26 de agosto de 2013

“Garota, Interrompida”, de Susanna Kaysen [Resenha #141]

Garota Interrompida 

Sinopse:  Quando a realidade torna-se brutal demais para uma garota de 18 anos, ela é hospitalizada. O ano é 1967 e a realidade é brutal para muitas pessoas. Mesmo assim poucas são consideradas loucas e trancadas por se recusarem a seguir padrões e encarar a realidade. Susanna Keysen era uma delas. Sua lucidez e percepção do mundo à sua volta era logo que seus pais, amigos e professores não entendiam. E sua vida transformou-se ao colocar os pés pela primeira vez no hospital psiquiátrico McLean, onde, nos dois anos seguintes, Susanna precisou encontrar um novo foco, uma nova interpretação de mundo, um contato com ela mesma. Corpo e mente, em processo de busca, trancada com outras garotas de sua idade. Garotas marcadas pela sociedade, excluídas, consideradas insanas, doentes e descartadas logo no início da vida adulta. Polly, Georgina, Daisy e Lisa. Estão todas ali. O que é sanidade? Garotas interrompidas.

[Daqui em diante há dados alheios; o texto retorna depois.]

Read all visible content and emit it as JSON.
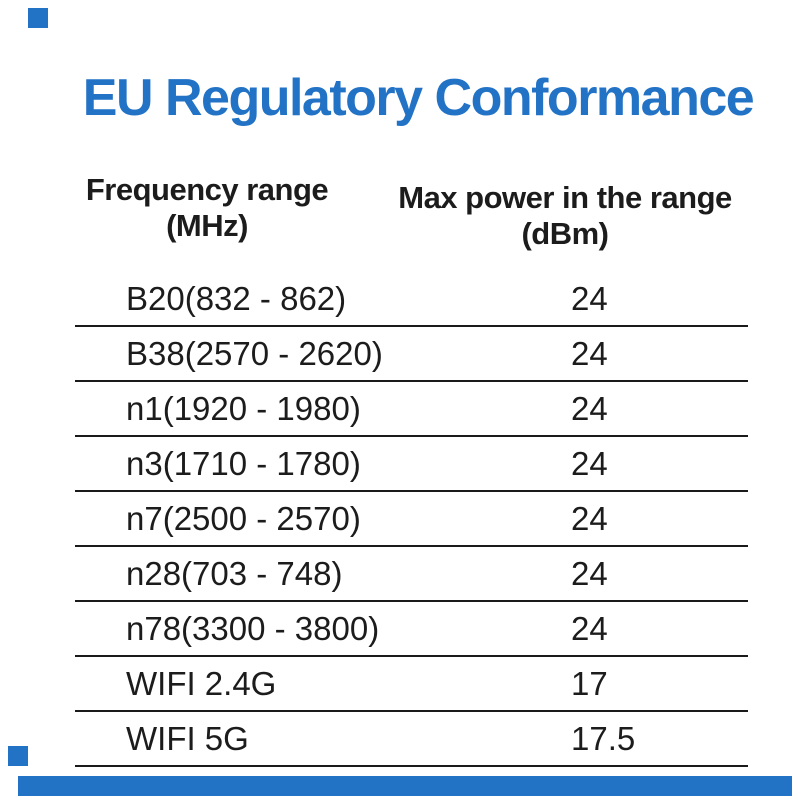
{
  "title": {
    "text": "EU Regulatory Conformance"
  },
  "colors": {
    "accent_blue": "#2272C5",
    "text": "#1C1C1C",
    "line": "#1A1A1A",
    "background": "#FFFFFF"
  },
  "table": {
    "headers": [
      {
        "line1": "Frequency range",
        "line2": "(MHz)"
      },
      {
        "line1": "Max power in the range",
        "line2": "(dBm)"
      }
    ],
    "rows": [
      {
        "frequency_range": "B20(832 - 862)",
        "max_power": "24"
      },
      {
        "frequency_range": "B38(2570 - 2620)",
        "max_power": "24"
      },
      {
        "frequency_range": "n1(1920 - 1980)",
        "max_power": "24"
      },
      {
        "frequency_range": "n3(1710 - 1780)",
        "max_power": "24"
      },
      {
        "frequency_range": "n7(2500 - 2570)",
        "max_power": "24"
      },
      {
        "frequency_range": "n28(703 - 748)",
        "max_power": "24"
      },
      {
        "frequency_range": "n78(3300 - 3800)",
        "max_power": "24"
      },
      {
        "frequency_range": "WIFI 2.4G",
        "max_power": "17"
      },
      {
        "frequency_range": "WIFI 5G",
        "max_power": "17.5"
      }
    ]
  },
  "chart_data": {
    "type": "table",
    "title": "EU Regulatory Conformance",
    "columns": [
      "Frequency range (MHz)",
      "Max power in the range (dBm)"
    ],
    "rows": [
      [
        "B20(832 - 862)",
        24
      ],
      [
        "B38(2570 - 2620)",
        24
      ],
      [
        "n1(1920 - 1980)",
        24
      ],
      [
        "n3(1710 - 1780)",
        24
      ],
      [
        "n7(2500 - 2570)",
        24
      ],
      [
        "n28(703 - 748)",
        24
      ],
      [
        "n78(3300 - 3800)",
        24
      ],
      [
        "WIFI 2.4G",
        17
      ],
      [
        "WIFI 5G",
        17.5
      ]
    ]
  }
}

Garota, Interrompida é o tipo de livro que você fica se perguntando qual a maldita razão de não ter sido lançado por aqui antes. O filme que se baseou nele fez um grande sucesso e ajudou a evidenciar o debate levantado pelo livro, ampliando exponencialmente a mensagem que a autora, Susanna Kaysen, gostaria de passar e trazendo um novo público para o centro de debate. Qual, então, a razão de não ter sido lançado antes? Não sei.

Mas nunca é tarde.

O livro foi anunciado como um dos primeiros lançamentos do selo Única, da Editora Gente, e logo me chamou a atenção. Me lembro do impacto que o filme me causou quando o assisti, mas seus detalhes ficaram meio confusos com o passar do tempo, o que até contribuiu para que minha experiência com o livro se tornasse mais “pura”.

Para quem ainda não leu o livro, deixo um aviso: o livro não é um romance ficcional, mas se trata de uma história verídica. No índice catalográfico, está, inclusive, descrito como “Memórias autobiográficas”.  A autora do livro, Susanna Kaysen passou realmente por um período em um hospital psiquiátrico, e no livro ela nos conta um pouco de suas experiências por lá.

O que me impressiona em livros de não-ficção é que os personagens sempre me chegam com uma força muito maior: o saber que existiram, que o sofrimento foi real, que passaram por aquilo e que, em boa parte das vezes, o resultado não é muito feliz, me incomoda de um jeito estranho, pois não é algo que faça com que eu me afaste como leitor – o que seria muito bem vindo pra MINHA sanidade mental em muitos livros, especialmente quando termino uma leitura – mas sim que me aproxime.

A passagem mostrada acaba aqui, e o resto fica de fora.